Black Visual Representation: Sports Celebrities in Brazil

Presentation by Visiting Scholar- Centre for Culture Identity & Education
and the Department of Educational Studies, UBC

RSVP

Speaker:

Diana Mendes Machado da Silva is a Brazilian historian and researcher affiliated with the Human Rights, Democracy, and Memory Group at the Institute of Advanced Studies, University of São Paulo, and with the Afro-Brazilian Studies Center at the University Federal of São Paulo.  She is a Visiting Scholar at both the Centre for Culture, Identity & Education and the Department of Educational Studies.

Title: Black Visual Representation: Sports Celebrities in Brazil

Date: 11th June 2024

Time: 2:00pm to 3:30pm

Place:

In person:
Ponderosa Commons North – Oak –  Room 2012

 

Zoom:
https://ubc.zoom.us/j/64200650027?pwd=KwHvLIt5TbBRLAVaRrxh11mZEoK1Yo.1

Meeting ID: 642 0065 0027
Passcode: 842639

 

Abstract

The phenomenon of transforming black athletes into celebrities was a collective cultural production which extends historically to the age of slavery in the Americas.

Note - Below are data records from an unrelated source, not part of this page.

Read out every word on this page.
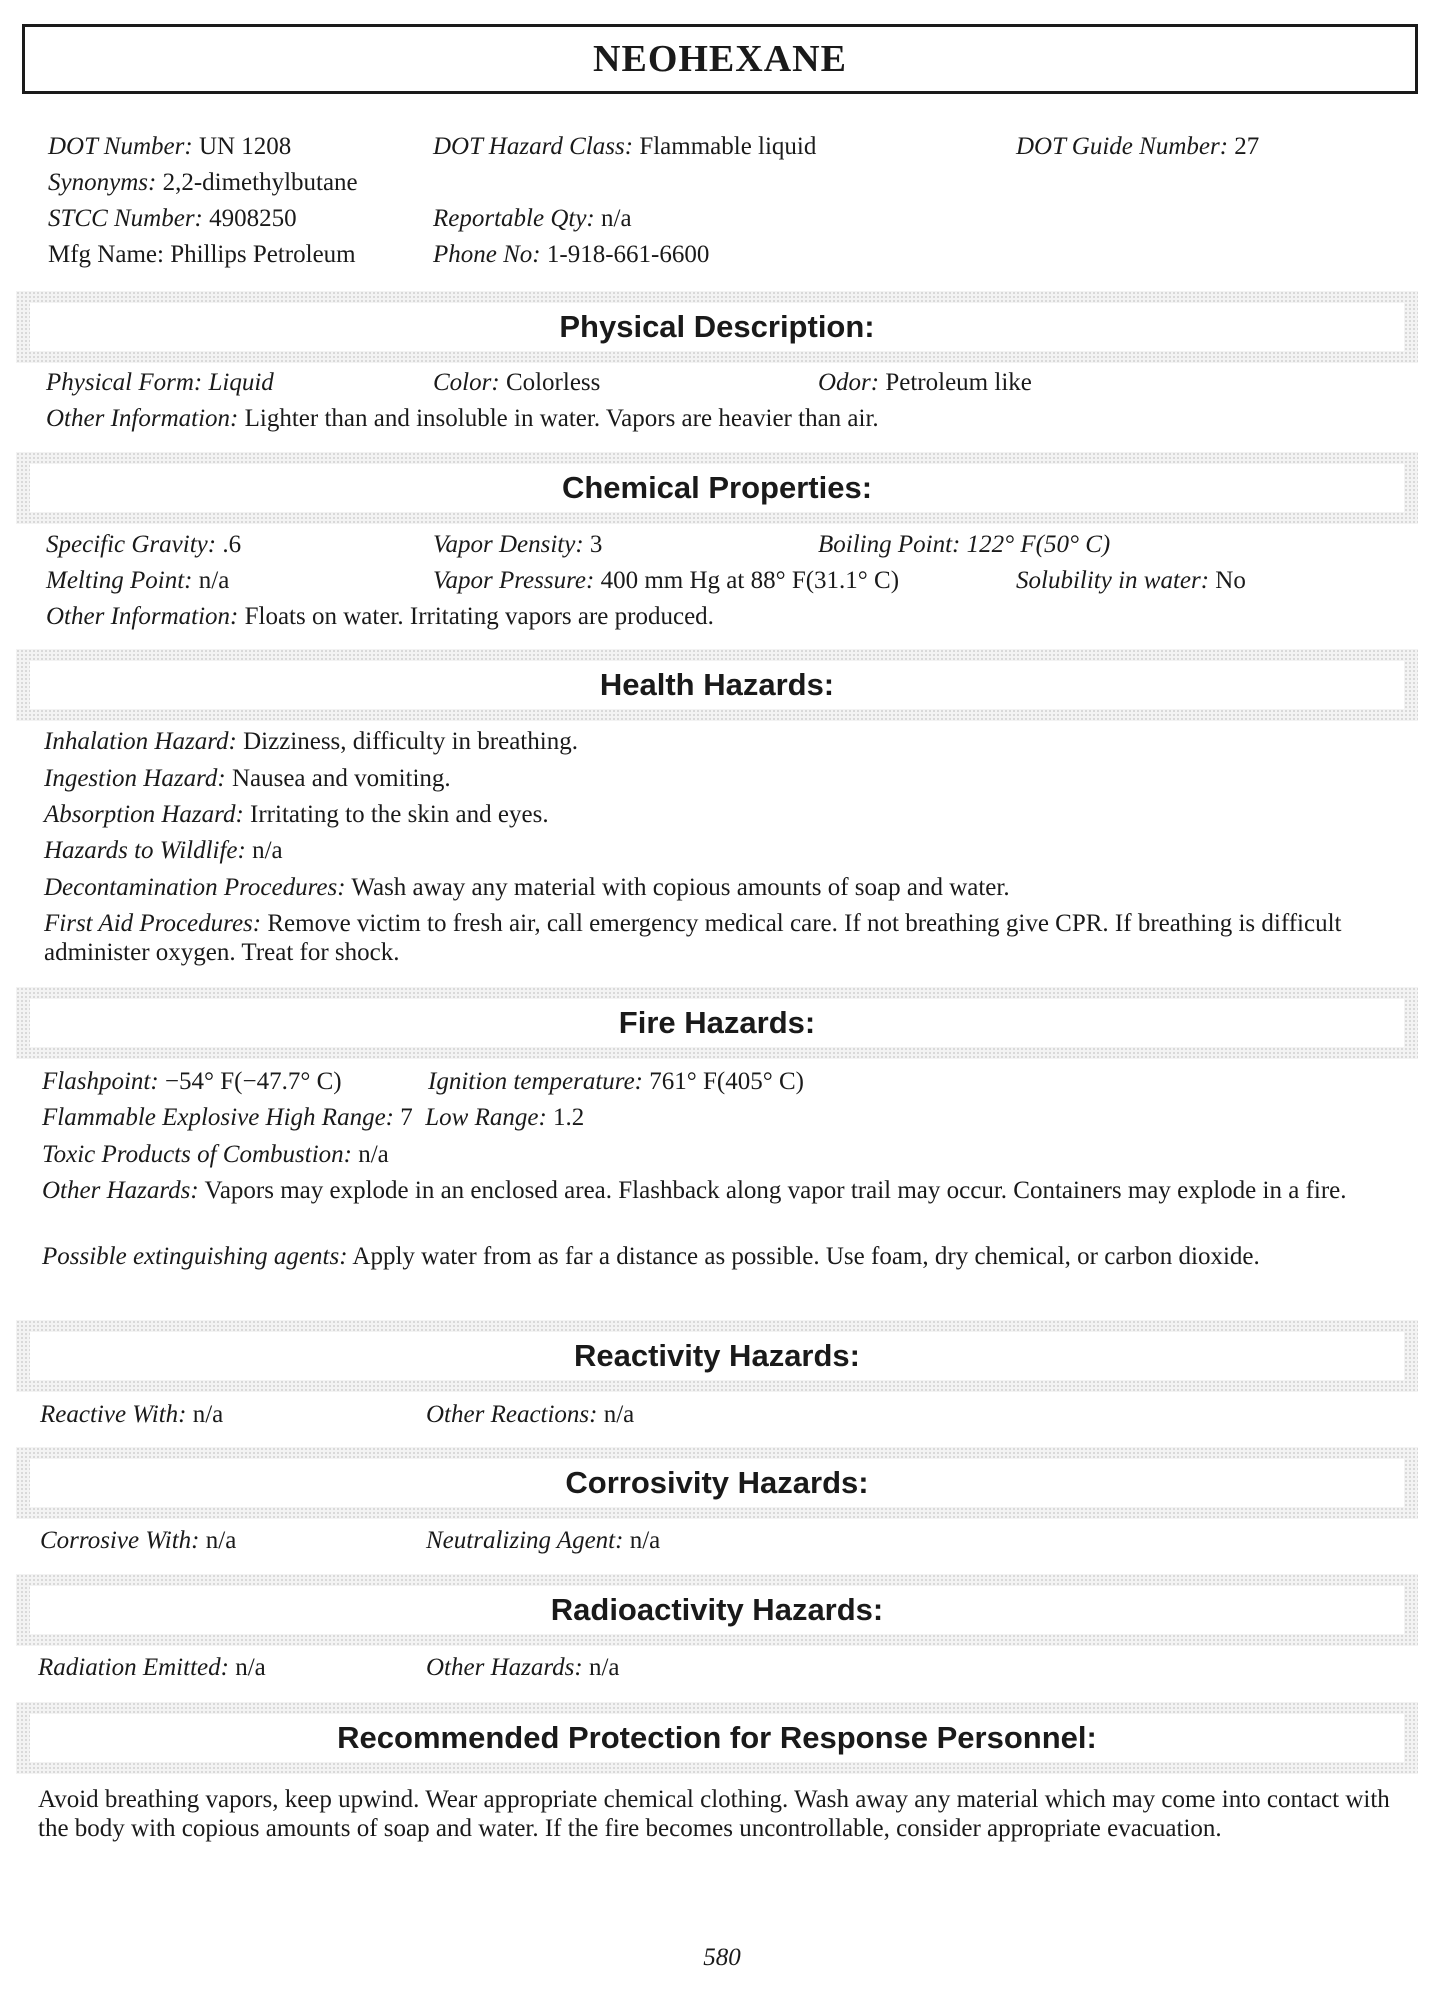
NEOHEXANE
DOT Number: UN 1208	DOT Hazard Class: Flammable liquid	DOT Guide Number: 27
Synonyms: 2,2-dimethylbutane
STCC Number: 4908250	Reportable Qty: n/a
Mfg Name: Phillips Petroleum	Phone No: 1-918-661-6600
Physical Description:
Physical Form: Liquid	Color: Colorless	Odor: Petroleum like
Other Information: Lighter than and insoluble in water. Vapors are heavier than air.
Chemical Properties:
Specific Gravity: .6	Vapor Density: 3	Boiling Point: 122° F(50° C)
Melting Point: n/a	Vapor Pressure: 400 mm Hg at 88° F(31.1° C)	Solubility in water: No
Other Information: Floats on water. Irritating vapors are produced.
Health Hazards:
Inhalation Hazard: Dizziness, difficulty in breathing.
Ingestion Hazard: Nausea and vomiting.
Absorption Hazard: Irritating to the skin and eyes.
Hazards to Wildlife: n/a
Decontamination Procedures: Wash away any material with copious amounts of soap and water.
First Aid Procedures: Remove victim to fresh air, call emergency medical care. If not breathing give CPR. If breathing is difficult administer oxygen. Treat for shock.
Fire Hazards:
Flashpoint: −54° F(−47.7° C)	Ignition temperature: 761° F(405° C)
Flammable Explosive High Range: 7 Low Range: 1.2
Toxic Products of Combustion: n/a
Other Hazards: Vapors may explode in an enclosed area. Flashback along vapor trail may occur. Containers may explode in a fire.
Possible extinguishing agents: Apply water from as far a distance as possible. Use foam, dry chemical, or carbon dioxide.
Reactivity Hazards:
Reactive With: n/a	Other Reactions: n/a
Corrosivity Hazards:
Corrosive With: n/a	Neutralizing Agent: n/a
Radioactivity Hazards:
Radiation Emitted: n/a	Other Hazards: n/a
Recommended Protection for Response Personnel:
Avoid breathing vapors, keep upwind. Wear appropriate chemical clothing. Wash away any material which may come into contact with the body with copious amounts of soap and water. If the fire becomes uncontrollable, consider appropriate evacuation.
580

In Brazilian society, this phenomenon demanded broad social, cultural, and economic arrangements involving individual agents, groups, the State, and, mainly, the press.  This profound social change, which started at the beginning of the 20th century, will be analyzed through an individual soccer player case: Leônidas da Silva, highlighted in the 1938 World Cup. Developed in the PhD with new references outlined during the stint as visiting scholar at UBC, this research highlights the centrality of images of the black population in forming a national Brazilian culture. This research outlines some aspects of the effects of the circulation of these images as their role in securing and soothing dominant whiteness and mitigating marginalization and dehumanization of blackness. And, at the same time, generating pride, happiness, and different kinds of aspiration in the Brazilian black and poor people.